Un agent de développement présente les activités et les résultats de son organisation

Pierre PAZIMI, Benoît LECOMTE

10 / 2001

"Mon nom est Pierre PAZIMI, je suis originaire de la région où est implantée l’Organisation Paysanne (OP) de Bissi Mafou du même nom qu’un village. Depuis 1982, je suis rentré (de mes études) et j’ai commencé à réfléchir avec les paysans sur la possibilité de mettre en place un groupe pour une organisation paysanne pour toute la région. En fait, je voulais aider les gens à réfléchir en profondeur sur les questions qui sont les causes de leur misère, de leurs difficultés financières et économiques. Quand on a démarré en 1982, c’était la guerre au Tchad et il n’y avait aucune chance d’avoir des relations avec l’extérieur ou très peu. Nous avons essayé avec quelques paysans qui étaient d’accord avec mon idée, qui consiste à dire qu’il faut compter sur nous-mêmes, de créer l’OP de Bissi Mafou.

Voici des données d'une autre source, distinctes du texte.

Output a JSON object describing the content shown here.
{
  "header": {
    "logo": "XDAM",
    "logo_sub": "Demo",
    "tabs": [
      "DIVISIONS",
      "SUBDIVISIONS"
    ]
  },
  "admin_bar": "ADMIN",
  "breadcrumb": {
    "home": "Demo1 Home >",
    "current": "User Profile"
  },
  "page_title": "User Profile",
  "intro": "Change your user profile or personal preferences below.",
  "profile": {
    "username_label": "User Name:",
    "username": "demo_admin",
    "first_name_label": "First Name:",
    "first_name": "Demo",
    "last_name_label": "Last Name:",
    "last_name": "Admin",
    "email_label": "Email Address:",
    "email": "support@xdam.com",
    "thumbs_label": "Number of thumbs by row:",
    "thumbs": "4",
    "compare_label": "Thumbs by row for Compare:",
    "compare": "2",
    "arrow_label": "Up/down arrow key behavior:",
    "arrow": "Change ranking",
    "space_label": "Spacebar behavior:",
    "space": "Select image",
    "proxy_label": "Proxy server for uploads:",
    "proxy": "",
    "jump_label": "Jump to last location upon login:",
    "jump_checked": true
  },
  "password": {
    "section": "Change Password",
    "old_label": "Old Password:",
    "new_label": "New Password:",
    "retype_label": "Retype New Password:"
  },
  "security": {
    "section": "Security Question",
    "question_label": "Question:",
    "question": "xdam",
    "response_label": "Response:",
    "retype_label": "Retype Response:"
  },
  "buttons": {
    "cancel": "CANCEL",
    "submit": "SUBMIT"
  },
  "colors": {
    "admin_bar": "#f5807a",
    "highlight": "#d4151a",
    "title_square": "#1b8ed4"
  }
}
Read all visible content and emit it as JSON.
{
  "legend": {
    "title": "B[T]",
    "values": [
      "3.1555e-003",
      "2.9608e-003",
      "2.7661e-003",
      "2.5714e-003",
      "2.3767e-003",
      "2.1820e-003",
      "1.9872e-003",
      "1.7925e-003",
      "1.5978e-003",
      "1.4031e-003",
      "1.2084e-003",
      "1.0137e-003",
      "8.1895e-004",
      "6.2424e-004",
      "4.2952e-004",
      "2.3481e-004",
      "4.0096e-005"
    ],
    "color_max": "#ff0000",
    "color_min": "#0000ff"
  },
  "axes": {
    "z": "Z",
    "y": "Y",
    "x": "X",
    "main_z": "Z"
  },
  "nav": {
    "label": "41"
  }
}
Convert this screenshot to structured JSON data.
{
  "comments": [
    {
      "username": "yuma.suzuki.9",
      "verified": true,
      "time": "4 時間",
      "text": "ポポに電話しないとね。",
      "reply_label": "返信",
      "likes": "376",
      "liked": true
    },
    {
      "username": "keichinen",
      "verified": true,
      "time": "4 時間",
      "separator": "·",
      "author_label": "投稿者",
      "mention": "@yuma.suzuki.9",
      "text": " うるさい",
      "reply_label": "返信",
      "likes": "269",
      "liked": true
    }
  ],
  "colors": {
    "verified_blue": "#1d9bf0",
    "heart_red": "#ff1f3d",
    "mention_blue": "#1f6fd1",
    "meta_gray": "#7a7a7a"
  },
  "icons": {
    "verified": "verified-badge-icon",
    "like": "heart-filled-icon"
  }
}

Aujourd’hui en 1999, c’est une organisation très connue au Tchad. L’OP a démarré par la sécurité alimentaire, cela veut dire : aider les gens à produire davantage, surtout les céréales. L’objectif de l’OP est de ne plus avoir à acheter des céréales de l’extérieur, et de produire et stocker davantage de céréales pour maintenir la sécurité alimentaire. Par la suite, elle a diversifié ses activités, autour du conseil agricole par la méthode biologique et l’approche de la culture durable. Plusieurs paysans, que l’on appelle "pilotes", sont formés dans ce domaine-là. Ce sont des paysans qui mettent en pratique les conseils agricoles et qui sont formateurs auprès de paysans qui ne peuvent pas bénéficier de la formation technique. D’autre part, plusieurs activités sont liées à la sécurité alimentaire, par exemple la santé animale pour que les paysans aient des animaux en bonne santé afin de les aider à produire davantage. Il y a aussi un élevage "économique" : certains paysans peuvent passer de l’élevage classique à l’élevage économique, c’est une nouvelle vision. Les gens commencent à accepter et cela démarre très bien.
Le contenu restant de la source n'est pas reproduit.